Billionaire Uday Kotak, the biggest shareholder and the chief executive of the bank, predicted better days ahead for the lender which has seen its bad loans rising since its $2.4 billion acquisition of smaller rival ING Vysya in 2015 in India's biggest banking sector takeover.
He said the impact of the deal had been almost fully absorbed by this point.
"We have come virtually to the end of recognition of that stress as of March 31, 2017," Kotak told a news conference.
Kotak said he expected a declining trend in provisioning costs, or credit costs, to continue, without giving a specific guidance. For the year to March, the bank's credit cost fell to 61 basis points from 82 basis points in the previous year.

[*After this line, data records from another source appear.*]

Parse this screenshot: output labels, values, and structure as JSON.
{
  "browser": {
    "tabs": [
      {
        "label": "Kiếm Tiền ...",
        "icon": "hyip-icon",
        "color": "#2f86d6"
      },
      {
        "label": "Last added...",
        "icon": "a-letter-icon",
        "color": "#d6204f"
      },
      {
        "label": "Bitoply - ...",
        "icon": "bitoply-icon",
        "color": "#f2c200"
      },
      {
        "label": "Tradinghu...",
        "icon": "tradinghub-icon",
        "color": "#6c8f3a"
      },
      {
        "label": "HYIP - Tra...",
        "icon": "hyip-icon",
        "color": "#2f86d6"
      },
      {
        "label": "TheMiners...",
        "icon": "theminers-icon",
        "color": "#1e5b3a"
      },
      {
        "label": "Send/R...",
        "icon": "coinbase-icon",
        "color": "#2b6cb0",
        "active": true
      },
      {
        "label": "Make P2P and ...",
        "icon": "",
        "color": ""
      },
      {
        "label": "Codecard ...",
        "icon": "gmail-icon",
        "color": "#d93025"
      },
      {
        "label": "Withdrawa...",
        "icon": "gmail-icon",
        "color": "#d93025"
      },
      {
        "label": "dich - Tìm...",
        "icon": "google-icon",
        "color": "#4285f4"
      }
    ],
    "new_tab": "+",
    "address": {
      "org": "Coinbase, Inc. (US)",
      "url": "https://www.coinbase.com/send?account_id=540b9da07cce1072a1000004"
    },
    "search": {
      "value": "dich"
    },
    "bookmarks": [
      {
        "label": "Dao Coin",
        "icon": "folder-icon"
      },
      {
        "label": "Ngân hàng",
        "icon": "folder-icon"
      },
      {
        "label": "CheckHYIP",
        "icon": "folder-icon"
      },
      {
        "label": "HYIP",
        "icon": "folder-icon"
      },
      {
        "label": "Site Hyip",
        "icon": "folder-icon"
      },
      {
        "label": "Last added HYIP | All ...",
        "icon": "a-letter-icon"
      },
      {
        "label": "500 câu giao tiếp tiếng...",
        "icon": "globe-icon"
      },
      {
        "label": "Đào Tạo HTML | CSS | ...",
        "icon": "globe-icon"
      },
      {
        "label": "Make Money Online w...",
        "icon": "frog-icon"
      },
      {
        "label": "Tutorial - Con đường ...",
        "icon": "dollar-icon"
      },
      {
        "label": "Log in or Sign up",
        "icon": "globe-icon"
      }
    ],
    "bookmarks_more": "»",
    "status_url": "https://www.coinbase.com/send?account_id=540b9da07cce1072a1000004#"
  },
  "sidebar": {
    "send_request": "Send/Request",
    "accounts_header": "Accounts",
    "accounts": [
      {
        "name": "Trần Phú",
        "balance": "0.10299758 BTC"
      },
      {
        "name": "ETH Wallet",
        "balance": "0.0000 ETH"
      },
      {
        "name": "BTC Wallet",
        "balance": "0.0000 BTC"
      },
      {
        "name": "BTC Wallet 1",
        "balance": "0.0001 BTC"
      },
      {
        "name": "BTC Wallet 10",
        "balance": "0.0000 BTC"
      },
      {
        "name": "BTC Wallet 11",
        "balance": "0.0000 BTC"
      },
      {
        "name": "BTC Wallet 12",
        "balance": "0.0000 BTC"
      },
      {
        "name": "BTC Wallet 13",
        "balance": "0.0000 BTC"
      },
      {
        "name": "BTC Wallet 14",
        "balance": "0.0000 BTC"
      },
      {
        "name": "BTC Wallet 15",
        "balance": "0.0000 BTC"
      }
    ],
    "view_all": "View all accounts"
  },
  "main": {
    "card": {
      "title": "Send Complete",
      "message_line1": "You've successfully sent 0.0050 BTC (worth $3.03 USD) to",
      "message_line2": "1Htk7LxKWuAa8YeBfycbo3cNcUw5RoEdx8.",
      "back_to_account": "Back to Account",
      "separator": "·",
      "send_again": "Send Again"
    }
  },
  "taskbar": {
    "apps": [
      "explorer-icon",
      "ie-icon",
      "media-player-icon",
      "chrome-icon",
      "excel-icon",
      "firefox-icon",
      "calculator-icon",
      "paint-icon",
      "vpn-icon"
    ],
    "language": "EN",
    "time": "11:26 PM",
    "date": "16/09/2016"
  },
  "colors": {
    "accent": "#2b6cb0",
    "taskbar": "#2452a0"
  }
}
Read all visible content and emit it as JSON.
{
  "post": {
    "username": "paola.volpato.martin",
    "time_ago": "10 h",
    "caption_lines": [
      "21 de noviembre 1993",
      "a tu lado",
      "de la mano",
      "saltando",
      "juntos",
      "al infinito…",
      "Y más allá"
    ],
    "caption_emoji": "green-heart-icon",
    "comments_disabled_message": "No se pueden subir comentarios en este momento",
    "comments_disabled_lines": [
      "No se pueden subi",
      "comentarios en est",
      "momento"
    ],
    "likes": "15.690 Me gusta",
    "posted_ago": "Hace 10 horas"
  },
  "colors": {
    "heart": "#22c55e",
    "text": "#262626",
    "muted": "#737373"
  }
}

The bank's loans grew at about 20 percent in the March quarter, at a faster pace than 15 percent for the full financial year. Kotak said he expected loan growth in the current financial year to be broadly in line with the pace last quarter.
The bank's board last month approved a major fund-raising plan to pay for potential acquisitions among other things amid speculation that the lender is eyeing to take over larger rival Axis Bank.
Kotak, who has previously neither confirmed nor denied Axis talks, said on Thursday that they were looking at "a lot of inorganic opportunities".
Axis has dismissed takeover speculation.
An Indian government agency and state-owned insurance companies that together own about 30 percent of Axis hold the key for any bid to succeed.